The crypto market seems to have already discounted an aggressive monetary policy including the upcoming July and September rate hikes by the Fed.
Crypto are affected by the Fed’s rate decisions
With sessions remaining highly volatile and Asia starting to feel major crunches, the performance of the world’s stock markets seems more worrying than the performance of the crypto world.
According to a Reuters report, the still relatively young asset seems to have already factored in the fact that the Fed will continue throughout the year with an aggressive monetary policy aimed at fighting inflation.
The rate hikes applied so far have already been discounted with no little damage.
The loss of 70% of Bitcoin’s value and the crashing through the $20,000 mark was a major blow. Other digital currencies also behaved similarly, with Ethereum breaking through the $1,000 mark on the downside.
However, the asset class seems to have stomached the choices made by Powell and co. and despite expecting similar rate hikes of 75bp and 50bp for July and September respectively, there’s not much to worry about.
There is even less concern about the moves of the ECB.
Christine Lagarde seems not to be playing the game as she has much bigger problems to deal with. While the US economy has problems, the European economy certainly has a more serious situation.
The debt of the so-called PIGS (Portugal, Italy, Greece and Spain) is of great concern to Brussels, especially that of the “Bel Paese”, which has risen to 2700 billion to date.
Christine Lagarde does everything to protect Europe
Almost one-third of the debt is composed of Italian bonds held by the European Central Bank and this worries President Lagarde.
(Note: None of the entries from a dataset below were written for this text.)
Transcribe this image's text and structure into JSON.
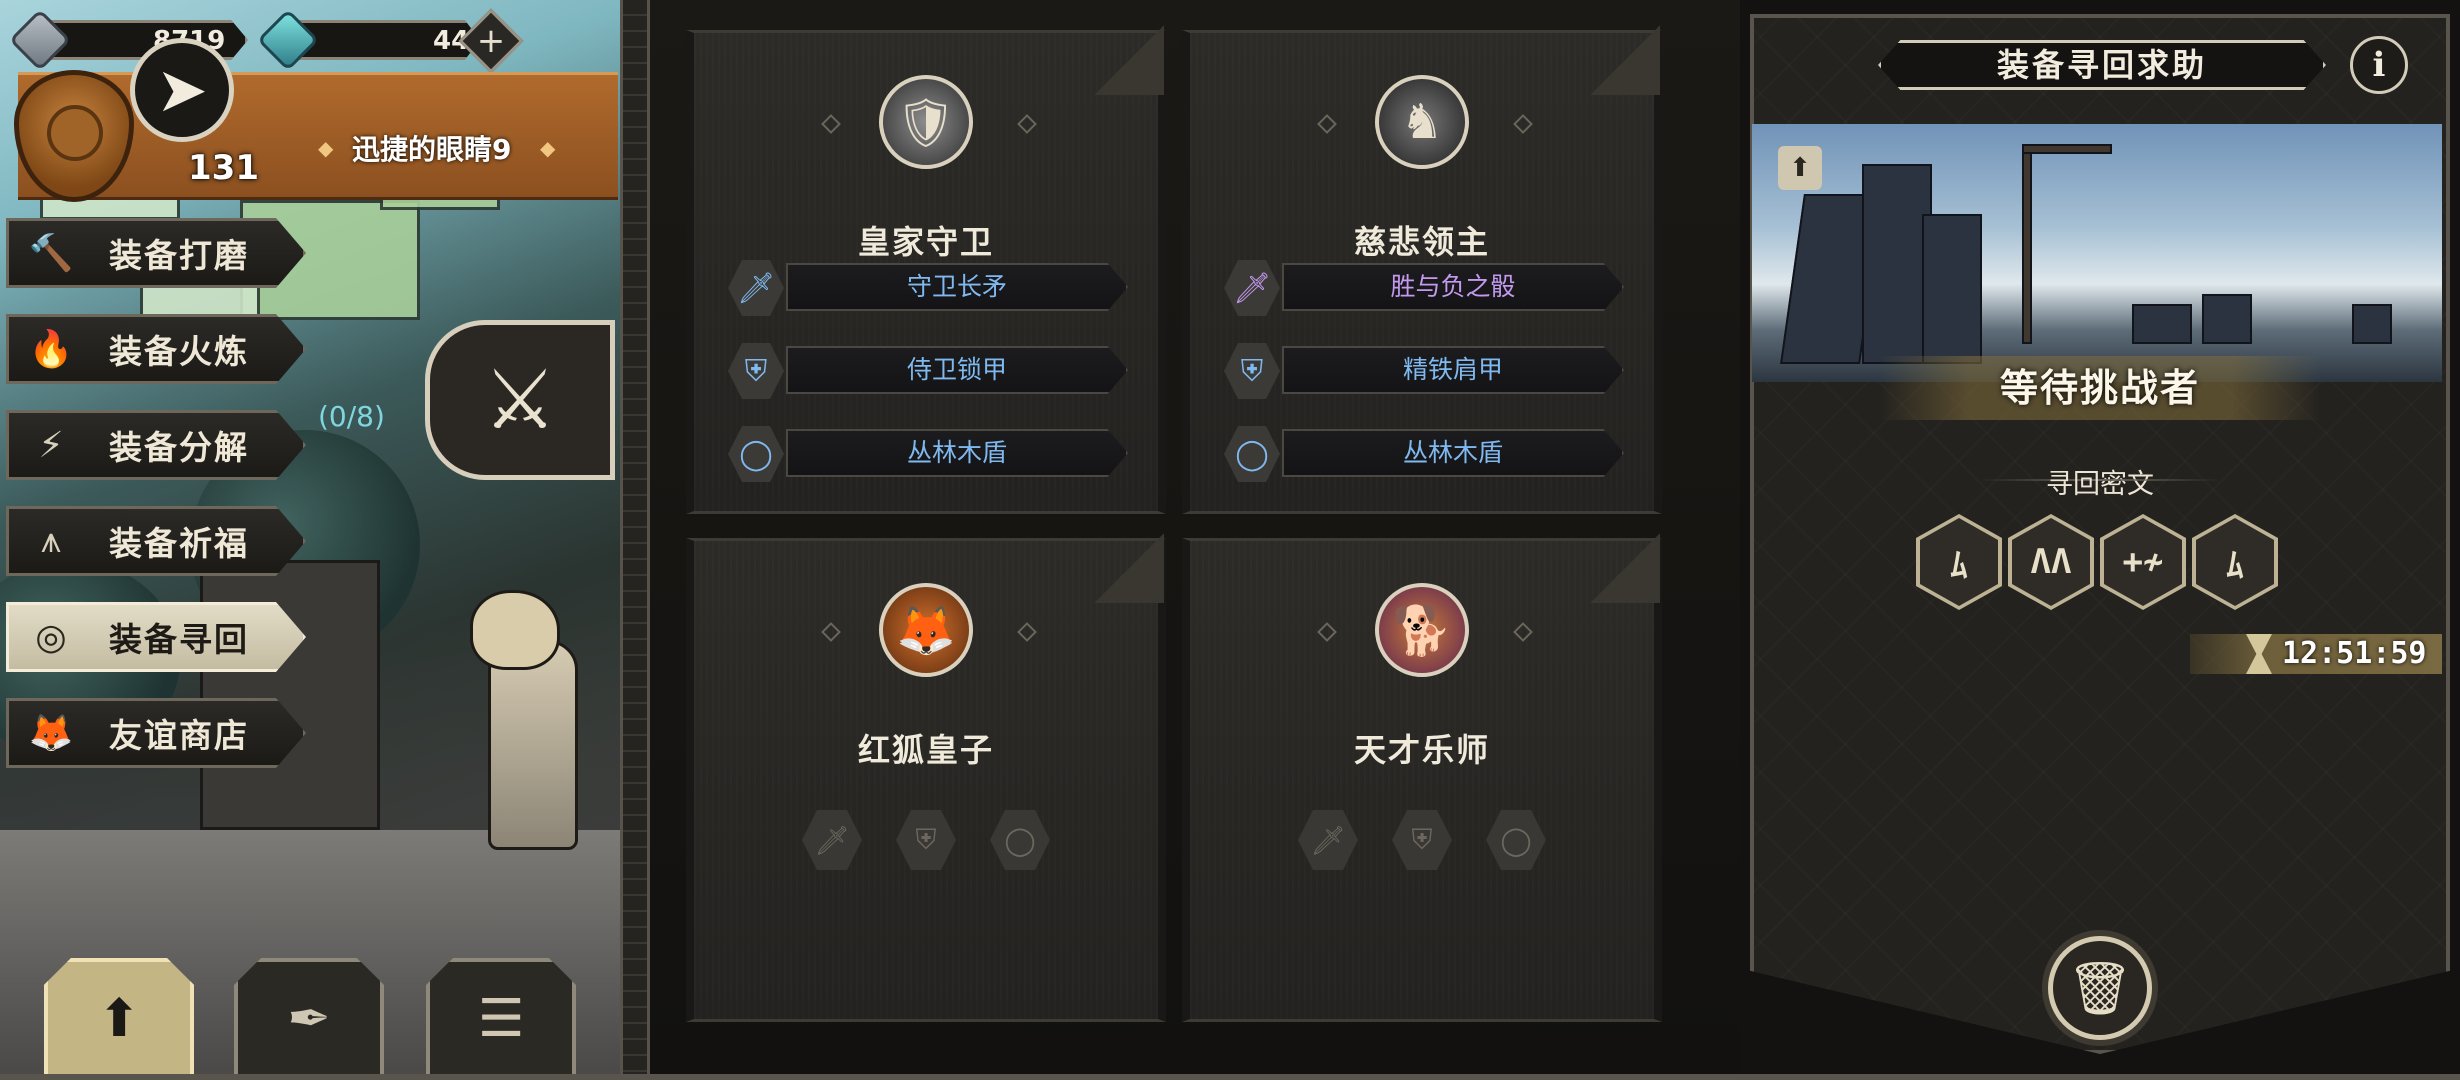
{
  "currency": {
    "silver_amount": "8719",
    "gem_amount": "44",
    "add_label": "+"
  },
  "player": {
    "level": "131",
    "achievement_name": "迅捷的眼睛9"
  },
  "side_menu": {
    "items": [
      {
        "label": "装备打磨",
        "icon": "hammer-icon",
        "active": false
      },
      {
        "label": "装备火炼",
        "icon": "flame-icon",
        "active": false
      },
      {
        "label": "装备分解",
        "icon": "decompose-icon",
        "active": false
      },
      {
        "label": "装备祈福",
        "icon": "blessing-icon",
        "active": false
      },
      {
        "label": "装备寻回",
        "icon": "retrieve-icon",
        "active": true
      },
      {
        "label": "友谊商店",
        "icon": "fox-icon",
        "active": false
      }
    ],
    "progress": "(0/8)"
  },
  "cards": [
    {
      "name": "皇家守卫",
      "portrait": "knight-portrait",
      "equipment": [
        {
          "icon": "sword-icon",
          "label": "守卫长矛",
          "quality": "blue"
        },
        {
          "icon": "armor-icon",
          "label": "侍卫锁甲",
          "quality": "blue"
        },
        {
          "icon": "ring-icon",
          "label": "丛林木盾",
          "quality": "blue"
        }
      ]
    },
    {
      "name": "慈悲领主",
      "portrait": "lord-portrait",
      "equipment": [
        {
          "icon": "sword-icon",
          "label": "胜与负之骰",
          "quality": "purple"
        },
        {
          "icon": "armor-icon",
          "label": "精铁肩甲",
          "quality": "blue"
        },
        {
          "icon": "ring-icon",
          "label": "丛林木盾",
          "quality": "blue"
        }
      ]
    },
    {
      "name": "红狐皇子",
      "portrait": "fox-prince-portrait",
      "equipment": []
    },
    {
      "name": "天才乐师",
      "portrait": "musician-portrait",
      "equipment": []
    }
  ],
  "help_panel": {
    "title": "装备寻回求助",
    "info_label": "i",
    "status": "等待挑战者",
    "cipher_label": "寻回密文",
    "runes": [
      "ﾑ",
      "ΛΛ",
      "+≁",
      "ﾑ"
    ],
    "timer": "12:51:59"
  },
  "colors": {
    "accent_gold": "#c4b585",
    "rare_blue": "#7fb9ef",
    "epic_purple": "#c49af0",
    "gem_teal": "#2f7d88"
  }
}
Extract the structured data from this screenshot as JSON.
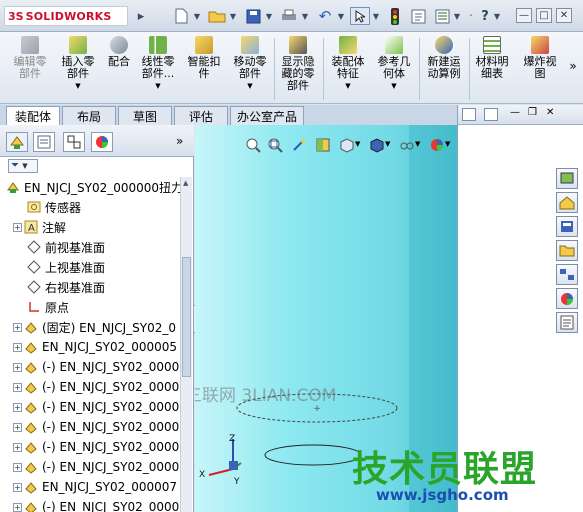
{
  "app": {
    "brand_ds": "3S",
    "brand_name": "SOLIDWORKS"
  },
  "ribbon": {
    "buttons": [
      {
        "label": "编辑零\n部件",
        "disabled": true
      },
      {
        "label": "插入零\n部件",
        "arrow": "▼"
      },
      {
        "label": "配合"
      },
      {
        "label": "线性零\n部件...",
        "arrow": "▼"
      },
      {
        "label": "智能扣\n件"
      },
      {
        "label": "移动零\n部件",
        "arrow": "▼"
      },
      {
        "label": "显示隐\n藏的零\n部件"
      },
      {
        "label": "装配体\n特征",
        "arrow": "▼"
      },
      {
        "label": "参考几\n何体",
        "arrow": "▼"
      },
      {
        "label": "新建运\n动算例"
      },
      {
        "label": "材料明\n细表"
      },
      {
        "label": "爆炸视\n图"
      }
    ],
    "more": "»"
  },
  "tabs": [
    {
      "label": "装配体",
      "active": true
    },
    {
      "label": "布局"
    },
    {
      "label": "草图"
    },
    {
      "label": "评估"
    },
    {
      "label": "办公室产品"
    }
  ],
  "panel": {
    "more": "»",
    "filter": "▼"
  },
  "tree": [
    {
      "label": "EN_NJCJ_SY02_000000扭力",
      "icon": "assembly-icon",
      "expander": ""
    },
    {
      "label": "传感器",
      "icon": "sensor-icon",
      "expander": ""
    },
    {
      "label": "注解",
      "icon": "annotation-icon",
      "expander": "+"
    },
    {
      "label": "前视基准面",
      "icon": "plane-icon",
      "expander": ""
    },
    {
      "label": "上视基准面",
      "icon": "plane-icon",
      "expander": ""
    },
    {
      "label": "右视基准面",
      "icon": "plane-icon",
      "expander": ""
    },
    {
      "label": "原点",
      "icon": "origin-icon",
      "expander": ""
    },
    {
      "label": "(固定) EN_NJCJ_SY02_0",
      "icon": "part-icon",
      "expander": "+"
    },
    {
      "label": "EN_NJCJ_SY02_000005",
      "icon": "part-icon",
      "expander": "+"
    },
    {
      "label": "(-) EN_NJCJ_SY02_0000",
      "icon": "part-icon",
      "expander": "+"
    },
    {
      "label": "(-) EN_NJCJ_SY02_0000",
      "icon": "part-icon",
      "expander": "+"
    },
    {
      "label": "(-) EN_NJCJ_SY02_0000",
      "icon": "part-icon",
      "expander": "+"
    },
    {
      "label": "(-) EN_NJCJ_SY02_0000",
      "icon": "part-icon",
      "expander": "+"
    },
    {
      "label": "(-) EN_NJCJ_SY02_0000",
      "icon": "part-icon",
      "expander": "+"
    },
    {
      "label": "(-) EN_NJCJ_SY02_0000",
      "icon": "part-icon",
      "expander": "+"
    },
    {
      "label": "EN_NJCJ_SY02_000007",
      "icon": "part-icon",
      "expander": "+"
    },
    {
      "label": "(-) EN_NJCJ_SY02_0000",
      "icon": "part-icon",
      "expander": "+"
    }
  ],
  "viewport": {
    "triad": {
      "x": "X",
      "y": "Y",
      "z": "Z"
    },
    "watermark": "三联网 3LIAN.COM",
    "brand": {
      "cn": "技术员联盟",
      "url": "www.jsgho.com"
    }
  },
  "colors": {
    "brand_red": "#c8102e",
    "viewport_cyan": "#5fd5e2",
    "brand_green": "#2aa52a",
    "brand_blue": "#1a4fb0"
  }
}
Indeed, she has set her team to work on a sort of anti-spread shield to protect the most fragile countries from default, which, like a domino, would also destroy the European Union.
This sort of “Whatever it takes 2.0” should be launched in the next few days and is the only noteworthy news the markets are waiting for from the old continent.
From a long-term perspective, with markets in turmoil and an uncertain future, there are less painful strategies than others.
Again according to Reuters, one of these could be DCA strategy, i.e. buying fractionally over time so as not to move capital into a single position and risk missing the timing.
This operation makes it possible to protect oneself in the long term and, in a bear market such as the one we are seeing today, potentially to earn something without risking too much.